The learnings gained from the simulations have helped team members refine their processes and draft new policies and procedures for each situation. For example, they discovered they would need a better means of communicating inside and outside a COVID-positive patient’s room in a cardiac emergency, so they came up with the idea of using a walkie-talkie stored in a plastic bag.
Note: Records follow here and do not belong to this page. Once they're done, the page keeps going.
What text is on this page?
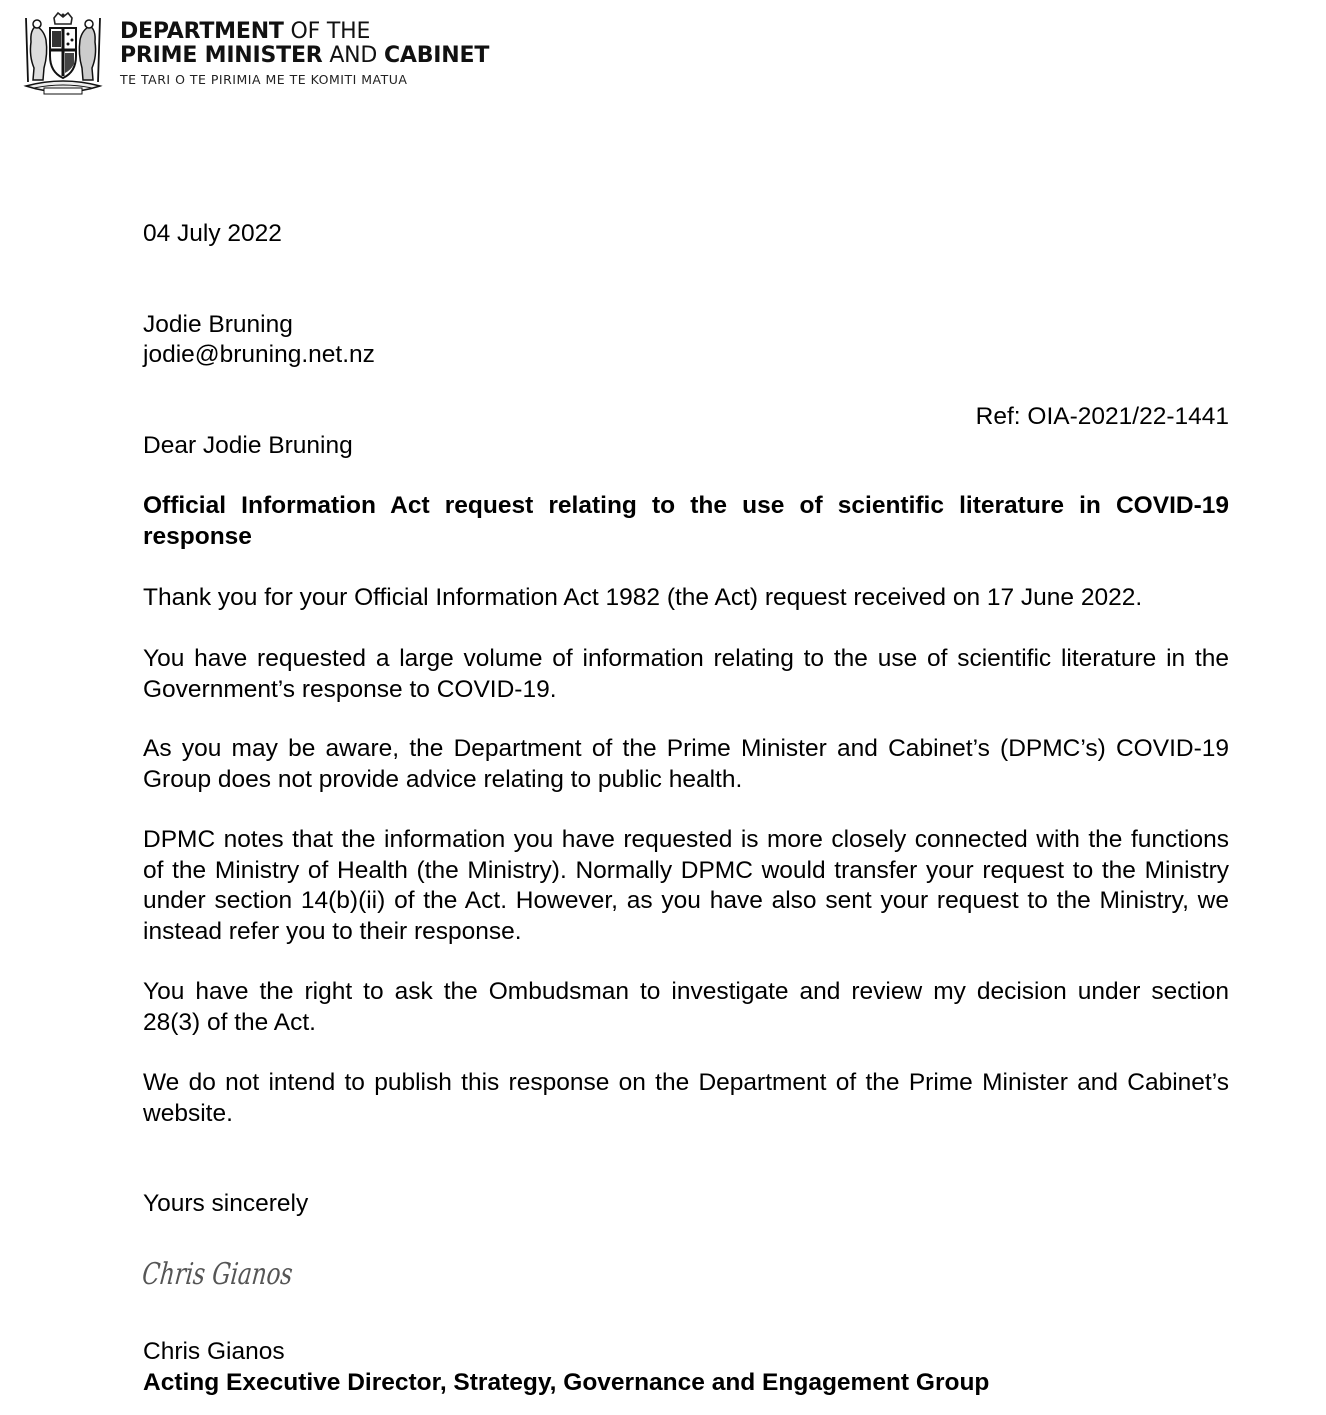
DEPARTMENT OF THE
PRIME MINISTER AND CABINET
TE TARI O TE PIRIMIA ME TE KOMITI MATUA

04 July 2022

Jodie Bruning

jodie@bruning.net.nz

Ref: OIA-2021/22-1441

Dear Jodie Bruning

Official Information Act request relating to the use of scientific literature in COVID-19 response

Thank you for your Official Information Act 1982 (the Act) request received on 17 June 2022.

You have requested a large volume of information relating to the use of scientific literature in the Government’s response to COVID-19.

As you may be aware, the Department of the Prime Minister and Cabinet’s (DPMC’s) COVID-19 Group does not provide advice relating to public health.

DPMC notes that the information you have requested is more closely connected with the functions of the Ministry of Health (the Ministry). Normally DPMC would transfer your request to the Ministry under section 14(b)(ii) of the Act. However, as you have also sent your request to the Ministry, we instead refer you to their response.

You have the right to ask the Ombudsman to investigate and review my decision under section 28(3) of the Act.

We do not intend to publish this response on the Department of the Prime Minister and Cabinet’s website.

Yours sincerely

Chris Gianos

Chris Gianos

Acting Executive Director, Strategy, Governance and Engagement Group
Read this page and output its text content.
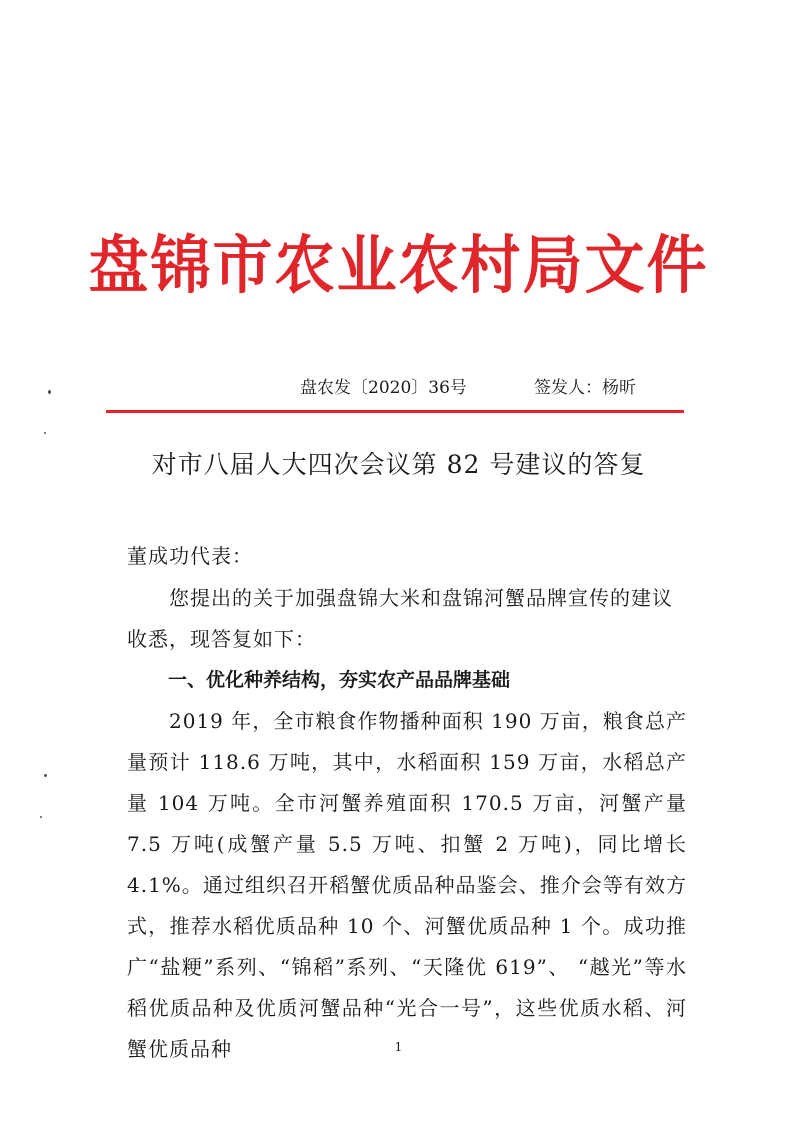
盘锦市农业农村局文件
盘农发〔2020〕36号	签发人：杨昕
对市八届人大四次会议第 82 号建议的答复
董成功代表：
您提出的关于加强盘锦大米和盘锦河蟹品牌宣传的建议收悉，现答复如下：
一、优化种养结构，夯实农产品品牌基础
2019 年，全市粮食作物播种面积 190 万亩，粮食总产量预计 118.6 万吨，其中，水稻面积 159 万亩，水稻总产量 104 万吨。全市河蟹养殖面积 170.5 万亩，河蟹产量 7.5 万吨(成蟹产量 5.5 万吨、扣蟹 2 万吨)，同比增长 4.1%。通过组织召开稻蟹优质品种品鉴会、推介会等有效方式，推荐水稻优质品种 10 个、河蟹优质品种 1 个。成功推广“盐粳”系列、“锦稻”系列、“天隆优 619”、 “越光”等水稻优质品种及优质河蟹品种“光合一号”，这些优质水稻、河蟹优质品种	1
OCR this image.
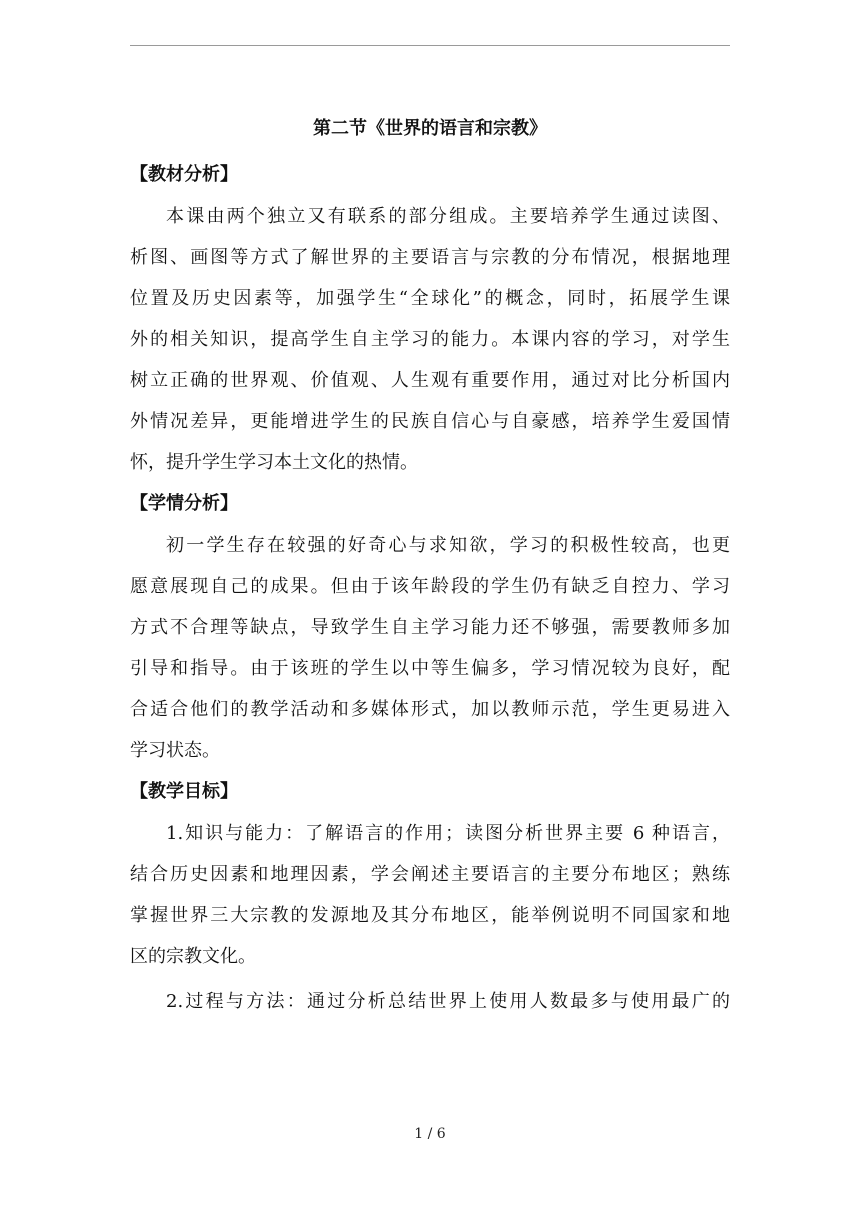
第二节《世界的语言和宗教》

【教材分析】

本课由两个独立又有联系的部分组成。主要培养学生通过读图、
析图、画图等方式了解世界的主要语言与宗教的分布情况，根据地理
位置及历史因素等，加强学生“全球化”的概念，同时，拓展学生课
外的相关知识，提高学生自主学习的能力。本课内容的学习，对学生
树立正确的世界观、价值观、人生观有重要作用，通过对比分析国内
外情况差异，更能增进学生的民族自信心与自豪感，培养学生爱国情
怀，提升学生学习本土文化的热情。

【学情分析】

初一学生存在较强的好奇心与求知欲，学习的积极性较高，也更
愿意展现自己的成果。但由于该年龄段的学生仍有缺乏自控力、学习
方式不合理等缺点，导致学生自主学习能力还不够强，需要教师多加
引导和指导。由于该班的学生以中等生偏多，学习情况较为良好，配
合适合他们的教学活动和多媒体形式，加以教师示范，学生更易进入
学习状态。

【教学目标】

1.知识与能力：了解语言的作用；读图分析世界主要 6 种语言，
结合历史因素和地理因素，学会阐述主要语言的主要分布地区；熟练
掌握世界三大宗教的发源地及其分布地区，能举例说明不同国家和地
区的宗教文化。
2.过程与方法：通过分析总结世界上使用人数最多与使用最广的
1 / 6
They also learned that, to minimize potential exposure to the virus, they would need to limit the number of people going into the room to six, with a spotter stationed outside to ensure everyone vacates the room and removes their PPE in the right order.
“The whole process has been beneficial from the beginning to the end,” says Sarah. “The feedback that we’ve gotten is positive, that it’s a positive learning experience in a friendly environment.” Getting immediate input from different disciplines about what does and doesn’t work has also been valuable, allowing teams to make changes instantly, she says.
Women’s health simulations
Similarly, the women’s health teams — labour and delivery, postpartum and neonatal intensive care — at the Misericordia and Grey Nuns Community Hospital have adapted their regular simulation training to prepare for situations involving COVID-suspected or positive patients.
The pandemic has changed how the hospitals handle everything, which has meant rethinking and reworking routine processes, says Sheri McKenzie, program manager for women’s health at the Grey Nuns.
The idea to use simulations in COVID-19 planning came from hearing about the experience of medical teams in Italy that had issues with donning and doffing PPE. Emily Chute and Michelle Cyca, clinical nurse educators, labour and delivery, who run women’s health simulations at the Grey Nuns, say they first tailored their practice to learn from that experience but soon began to apply COVID-19 to other scenarios.
“It has been a huge learning because there are things that look good on paper but don’t work out when you do them. Being part of the tweaking process to make them actually functional has been quite enjoyable,” says Emily.
While donning and doffing has been a major focus of the women’s health simulations, teams have also practiced new processes and procedures for transferring mothers and babies, performing caesarean sections and vaginal deliveries and every other aspect of caring for a COVID-suspected or positive patient. And like the cardiology simulations at the Misericordia, these practice sessions include a full range of participants — nursing staff, physicians, residents, unit clerks and unit attendants — as well as observers.
As often as possible, the simulations also involve healthy patient volunteers. “Patients have been quite open to helping nursing staff and physicians learn and to support that training,” says Vanessa Elliott, clinical nurse specialist, women’s health, who has worked with the clinical nurse educators to facilitate some of the COVID-19 simulations at the Grey Nuns and Misericordia.
One benefit of doing simulations with a live person rather than a mannequin is the opportunity provided to practice the communication that will need to take place with a COVID-suspected or positive patient, Vanessa says. “We try to have clear, open communication with all our patients, but in a situation that is a little more unique, like COVID-19, we really want nursing staff and physicians to have the opportunity to answer questions patients may have about the labour and birth experience during a pandemic.”
Practicing the new processes and procedures in a safe environment has helped staff build confidence. “Everyone has been so anxious and nervous about COVID, and the simulations have been key in getting them comfortable and feeling like we can get through this,” says Michelle.